The study aim to demonstrate the therapeutic tissue depth of photodynamic therapy (PDT) using the photosensitizer talaporfin sodium and semiconductor laser for malignant glioma from an autopsy finding. Three patients diagnosed with glioblastoma by pre-operative imaging (1 newly diagnosed patient and 2 patients with recurrence) were treated with intra-operative additional PDT and adjuvant therapy such as post-operative radiotherapy or chemotherapy. All three patients died of brain stem dysfunction owing to cerebrospinal fluid dissemination or direct invasion of the tumor cells from 13, 18, or 20 months after PDT. Antemortem magnetic resonance images demonstrated no tumor recurrence in the site of PDT, and autopsy was performed for the pathological analysis. Macroscopic observation demonstrated no tumor recurrence in two patients, but one patient demonstrated tumor recurrence in the therapeutic depth of PDT. Microscopic analysis demonstrated histopathological changes reaching depths of 9, 11, and 18 mm (mean: 12.7 mm) from the surface of the cavity of tumor resection, suggesting the therapeutic tissue depth of PDT to be in this range.
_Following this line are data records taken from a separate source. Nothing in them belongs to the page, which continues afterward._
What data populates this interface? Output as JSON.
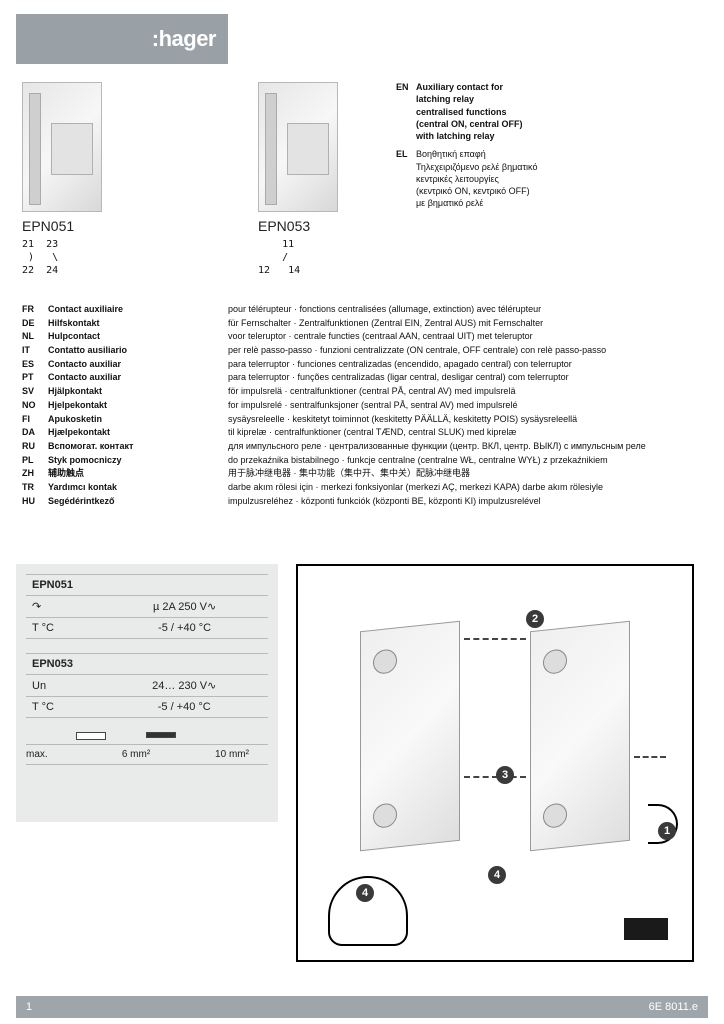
{
  "brand": ":hager",
  "products": {
    "p1": {
      "code": "EPN051",
      "contacts": "21  23\n )   \\\n22  24"
    },
    "p2": {
      "code": "EPN053",
      "contacts": "    11\n    /\n12   14"
    }
  },
  "title_block": {
    "lines": [
      {
        "codes": "EN",
        "bold": "Auxiliary contact for",
        "rest": ""
      },
      {
        "codes": "",
        "bold": "latching relay",
        "rest": ""
      },
      {
        "codes": "",
        "bold": "centralised functions",
        "rest": ""
      },
      {
        "codes": "",
        "bold": "(central ON, central OFF)",
        "rest": ""
      },
      {
        "codes": "",
        "bold": "with latching relay",
        "rest": ""
      },
      {
        "codes": "EL",
        "text": "Βοηθητική επαφή"
      },
      {
        "codes": "",
        "text": "Τηλεχειριζόμενο ρελέ βηματικό"
      },
      {
        "codes": "",
        "text": "κεντρικές λειτουργίες"
      },
      {
        "codes": "",
        "text": "(κεντρικό ON, κεντρικό OFF)"
      },
      {
        "codes": "",
        "text": "με βηματικό ρελέ"
      }
    ]
  },
  "multilang": [
    {
      "code": "FR",
      "name": "Contact auxiliaire",
      "desc": "pour télérupteur · fonctions centralisées (allumage, extinction) avec télérupteur"
    },
    {
      "code": "DE",
      "name": "Hilfskontakt",
      "desc": "für Fernschalter · Zentralfunktionen (Zentral EIN, Zentral AUS) mit Fernschalter"
    },
    {
      "code": "NL",
      "name": "Hulpcontact",
      "desc": "voor teleruptor · centrale functies (centraal AAN, centraal UIT) met teleruptor"
    },
    {
      "code": "IT",
      "name": "Contatto ausiliario",
      "desc": "per relè passo-passo · funzioni centralizzate (ON centrale, OFF centrale) con relè passo-passo"
    },
    {
      "code": "ES",
      "name": "Contacto auxiliar",
      "desc": "para telerruptor · funciones centralizadas (encendido, apagado central) con telerruptor"
    },
    {
      "code": "PT",
      "name": "Contacto auxiliar",
      "desc": "para telerruptor · funções centralizadas (ligar central, desligar central) com telerruptor"
    },
    {
      "code": "SV",
      "name": "Hjälpkontakt",
      "desc": "för impulsrelä · centralfunktioner (central PÅ, central AV) med impulsrelä"
    },
    {
      "code": "NO",
      "name": "Hjelpekontakt",
      "desc": "for impulsrelé · sentralfunksjoner (sentral PÅ, sentral AV) med impulsrelé"
    },
    {
      "code": "FI",
      "name": "Apukosketin",
      "desc": "sysäysreleelle · keskitetyt toiminnot (keskitetty PÄÄLLÄ, keskitetty POIS) sysäysreleellä"
    },
    {
      "code": "DA",
      "name": "Hjælpekontakt",
      "desc": "til kiprelæ · centralfunktioner (central TÆND, central SLUK) med kiprelæ"
    },
    {
      "code": "RU",
      "name": "Вспомогат. контакт",
      "desc": "для импульсного реле · централизованные функции (центр. ВКЛ, центр. ВЫКЛ) с импульсным реле"
    },
    {
      "code": "PL",
      "name": "Styk pomocniczy",
      "desc": "do przekaźnika bistabilnego · funkcje centralne (centralne WŁ, centralne WYŁ) z przekaźnikiem"
    },
    {
      "code": "ZH",
      "name": "辅助触点",
      "desc": "用于脉冲继电器 · 集中功能（集中开、集中关）配脉冲继电器"
    },
    {
      "code": "TR",
      "name": "Yardımcı kontak",
      "desc": "darbe akım rölesi için · merkezi fonksiyonlar (merkezi AÇ, merkezi KAPA) darbe akım rölesiyle"
    },
    {
      "code": "HU",
      "name": "Segédérintkező",
      "desc": "impulzusreléhez · központi funkciók (központi BE, központi KI) impulzusrelével"
    }
  ],
  "specs": {
    "epn051": {
      "header": "EPN051",
      "row1_label": "↷",
      "row1_val": "µ 2A  250 V∿",
      "row2_label": "T °C",
      "row2_val": "-5 / +40 °C"
    },
    "epn053": {
      "header": "EPN053",
      "row1_label": "Un",
      "row1_val": "24… 230 V∿",
      "row2_label": "T °C",
      "row2_val": "-5 / +40 °C"
    },
    "wiresize": {
      "label": "max.",
      "v1": "6 mm²",
      "v2": "10 mm²"
    }
  },
  "callouts": {
    "c1": "1",
    "c2": "2",
    "c3": "3",
    "c4": "4"
  },
  "footer": {
    "page": "1",
    "docref": "6E 8011.e"
  },
  "colors": {
    "band": "#9aa1a6",
    "spec_bg": "#e9eaea",
    "text": "#111111",
    "border": "#000000"
  }
}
This region demonstrated glial scarring with infiltration of T lymphocytes and macrophages, with slight degeneration of small vessel walls. However, viable tumor tissues were observed beyond or around the therapeutic tissue depth of PDT in two patients. PDT for glioblastoma prevented early local recurrence, which suggests the possibility that activation of the immune mechanisms was involved. The therapeutic tissue depth was suggested to be 9-18 mm from the surface of the cavity of tumor resection; however, the viable tumor tissues were demonstrated beyond this therapeutic range.
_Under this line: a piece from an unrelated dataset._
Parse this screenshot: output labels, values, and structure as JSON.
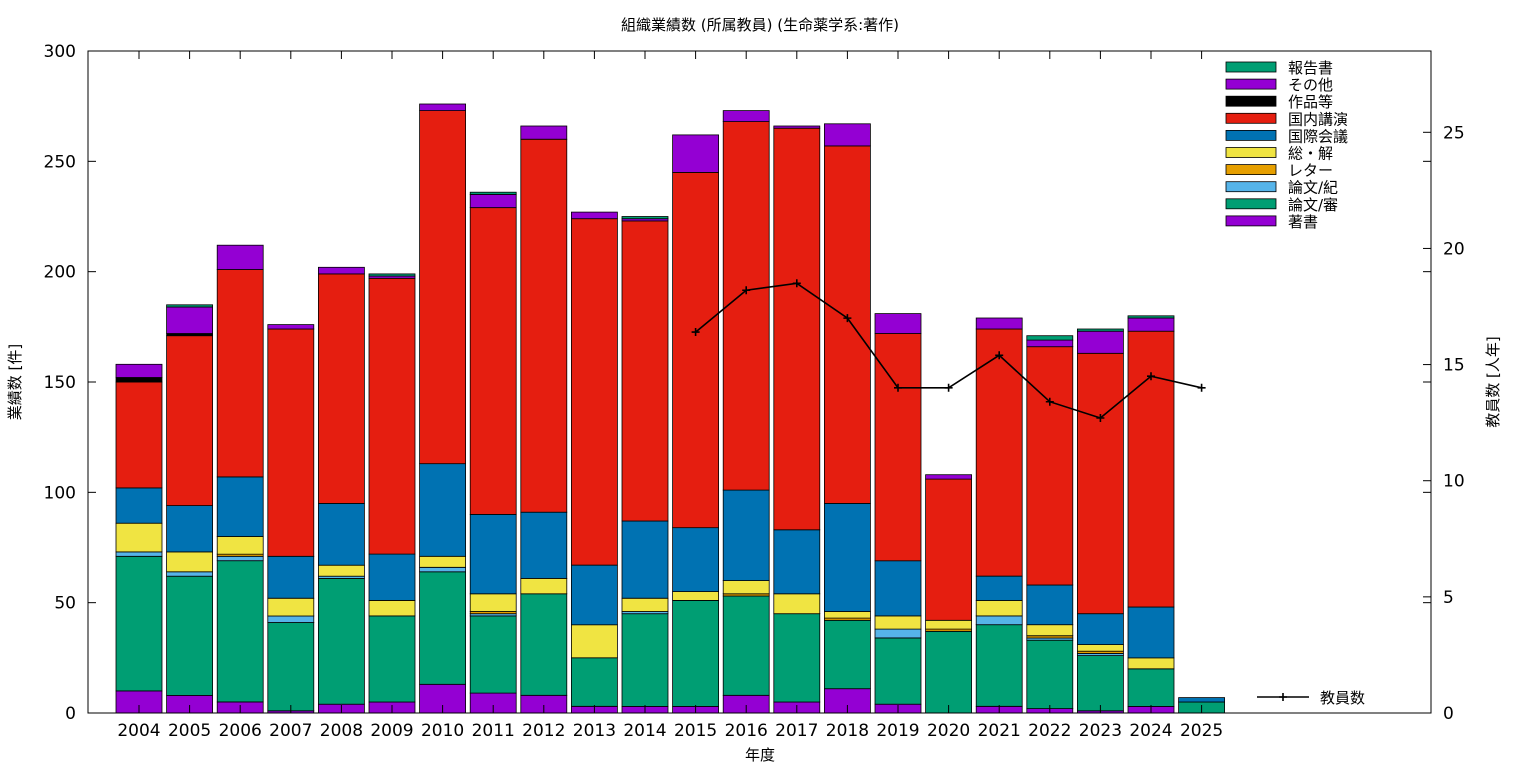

本研究旨在通过光动力疗法(PDT)使用光敏剂替拉扎明钠和半导体激光治疗恶性脑胶质瘤,从尸检结果中展示治疗组织深度。三名经术前影像学诊断为胶质母细胞瘤的患者(1 例新诊断患者和 2 例复发患者)接受了术中额外的 PDT 治疗和辅助治疗,如术后放疗或化疗。所有三名患者均因脑干细胞功能障碍而死亡,原因是肿瘤细胞从 PDT 后 13、18 或 20 个月脑脊液扩散或直接侵犯。生前磁共振成像显示 PDT 部位无肿瘤复发,进行尸检进行病理分析。宏观观察显示两名患者无肿瘤复发,但一名患者在 PDT 的治疗深度显示肿瘤复发。微观分析显示从肿瘤切除腔表面深度为 9、11 和 18mm(平均值:12.7mm)的组织学变化,提示 PDT 的治疗组织深度在此范围内。该区域表现为伴有 T 淋巴细胞和巨噬细胞浸润的神经胶质瘢痕,小血管壁有轻微变性。然而,在两名患者中,在 PDT 的治疗组织深度之外或周围观察到存活的肿瘤组织。替拉扎明钠治疗胶质母细胞瘤可预防早期局部复发,这提示免疫机制的激活可能参与其中。治疗组织深度从肿瘤切除腔表面推测为 9-18mm,但在该治疗范围之外显示出存活的肿瘤组织。